Chinese authorities announced a further reduction of COVID-19 restrictions on Saturday, removing the requirement for negative testing in major cities like Beijing and Shenzhen before using public transportation.
The slight relaxation of testing requirements follows weekend protests nationwide by citizens fed up with the strict enforcement of anti-virus restrictions that are now entering their fourth year even as the rest of the world has opened up.
This comes despite daily virus infections reaching nearly record high levels.
Shenzhen, a southern technological manufacturing hub, announced on Saturday that commuters are no longer required to present a clean COVID-19 test result to utilize public transportation or to attend pharmacies, parks, or other tourist sites.
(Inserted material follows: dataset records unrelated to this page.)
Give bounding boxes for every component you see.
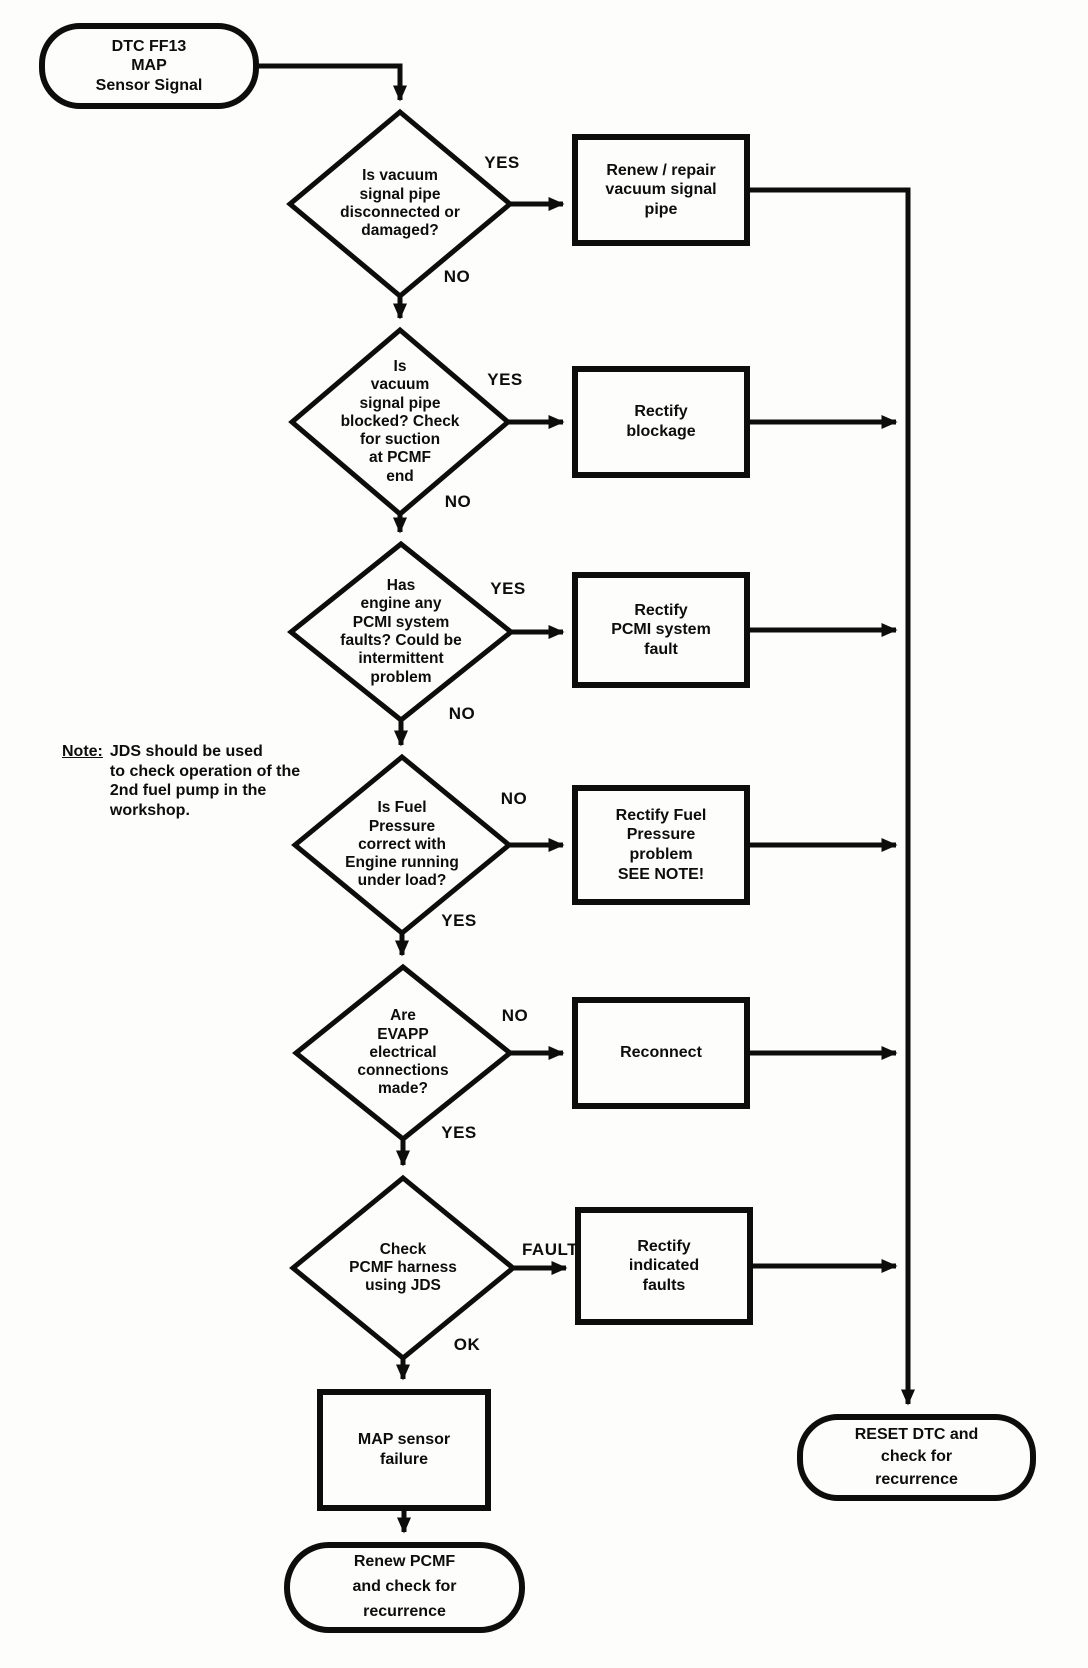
decision-evapp-connections: Are EVAPP electrical connections made? <box>357 1007 449 1098</box>
action-6-shape <box>575 1207 753 1325</box>
edge-label-no-3: NO <box>448 704 476 723</box>
action-renew-vacuum-pipe: Renew / repair vacuum signal pipe <box>605 161 717 218</box>
decision-2-shape <box>288 326 512 518</box>
reset-terminator-shape <box>797 1414 1036 1501</box>
decision-vacuum-pipe-damaged: Is vacuum signal pipe disconnected or da… <box>340 167 460 240</box>
edge-label-yes-3: YES <box>490 579 526 598</box>
action-reconnect: Reconnect <box>620 1044 702 1062</box>
action-4-shape <box>572 785 750 905</box>
edge-label-ok-6: OK <box>453 1335 481 1354</box>
action-rectify-fuel-pressure: Rectify Fuel Pressure problem SEE NOTE! <box>615 806 707 883</box>
edge-label-yes-2: YES <box>487 370 523 389</box>
decision-4-shape <box>291 753 513 937</box>
jds-note-label: Note: <box>62 743 103 760</box>
edge-label-yes-4: YES <box>441 911 477 930</box>
edge-label-yes-1: YES <box>484 153 520 172</box>
edge-label-no-4: NO <box>500 789 528 808</box>
jds-note-text: JDS should be used to check operation of… <box>109 743 301 819</box>
edge-label-no-1: NO <box>443 267 471 286</box>
connector-start-to-decision1 <box>258 63 407 102</box>
action-rectify-pcmi-fault: Rectify PCMI system fault <box>611 601 711 658</box>
decision-vacuum-pipe-blocked: Is vacuum signal pipe blocked? Check for… <box>340 358 460 485</box>
renew-pcmf-terminator: Renew PCMF and check for recurrence <box>352 1553 457 1620</box>
renew-terminator-shape <box>284 1542 525 1633</box>
action-rectify-indicated-faults: Rectify indicated faults <box>628 1237 700 1294</box>
decision-pcmi-system-faults: Has engine any PCMI system faults? Could… <box>340 577 462 686</box>
edge-label-no-2: NO <box>444 492 472 511</box>
decision-1-shape <box>286 108 514 300</box>
connector-collector-line <box>747 187 915 1406</box>
reset-dtc-terminator: RESET DTC and check for recurrence <box>854 1425 979 1488</box>
decision-check-pcmf-harness: Check PCMF harness using JDS <box>349 1240 457 1295</box>
edge-label-fault-6: FAULT <box>521 1240 578 1259</box>
map-failure-shape <box>317 1389 491 1511</box>
jds-note: Note: JDS should be used to check operat… <box>62 742 332 820</box>
action-1-shape <box>572 134 750 246</box>
action-2-shape <box>572 366 750 478</box>
start-terminator-shape <box>39 23 259 109</box>
decision-fuel-pressure: Is Fuel Pressure correct with Engine run… <box>345 799 459 890</box>
action-3-shape <box>572 572 750 688</box>
edge-label-yes-5: YES <box>441 1123 477 1142</box>
start-terminator: DTC FF13 MAP Sensor Signal <box>95 37 203 94</box>
action-rectify-blockage: Rectify blockage <box>626 403 696 440</box>
action-5-shape <box>572 997 750 1109</box>
map-sensor-failure-box: MAP sensor failure <box>357 1431 451 1468</box>
decision-5-shape <box>292 963 514 1143</box>
decision-3-shape <box>286 540 516 724</box>
edge-label-no-5: NO <box>501 1006 529 1025</box>
decision-6-shape <box>289 1174 517 1362</box>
Beijing, the capital, announced on Friday that starting on Monday, negative test results will also no longer be necessary for public transportation.
The entrance to places like shopping malls, which have progressively reopened with numerous restaurants and cafés offering takeout, still requires a negative result acquired within the previous 48 hours.
Some Beijing residents have complained about the need because they feel that most public places should not still require COVID-19 examinations, despite the city closing numerous testing locations.
Authorities stated that the “zero-COVID” plan, which aims to isolate every infected person, is still in force despite the relaxing measures.
Authorities in Beijing stated on Saturday that it is imperative to “unwaveringly continue to undertake standardized social prevention and control measures” due to COVID-19’s rapid proliferation.
The government reported 33,018 household infections in the last 24 hours, 29,085 of which had no symptoms.
China is the only major country that continues to adhere to a “zero-COVID” strategy as the rest of the world has learned to live with the virus.
Since the outbreak began, the approach has resulted in widespread testing and sudden lockdowns around the nation.
Even though the number of infections in China is tiny compared to its population of 1.4 billion, the country requires foreign visitors to stay in quarantine.
After a fire broke out in an apartment building in the northwest Chinese city of Urumqi on November 25, the most significant and widespread rallies in decades broke out. At least ten people were killed in the fire.
That sparked irate online comments about whether locked doors or other anti-virus measures prevented firemen or victims from fleeing.
Authorities refuted that, but the deaths represented the public’s ire.
A relaxing of COVID-19 limits was demanded throughout the country’s many days of protests in places like Shanghai and Beijing.
Some called for the resignation of Chinese President Xi Jinping, an astonishing display of popular discontent in a culture where the ruling Communist Party wields almost complete control.
Health experts and economists anticipate it to remain in place until mid-2023 and possibly into 2024 while millions of older people are immunized in anticipation of lifting controls that keep most visitors out of China, despite Xi’s government’s promises to reduce the cost and disruption of rules.
The government has admitted to making specific errors, mainly due to overzealous personnel, but criticizing their policies might lead to retaliation.
According to local media sources, former NBA star Jeremy Lin, who currently represents a Chinese team, was recently fined 10,000 yuan ($1,400) for disparaging the state of team quarantine facilities.
Dr. Michael Ryan, director of the World Health Organization’s emergency response, stated that the U.N. “It’s incredibly vital that governments listen to their people when the people are in agony,” the agency said about China’s decision to relax some of its coronavirus restrictions.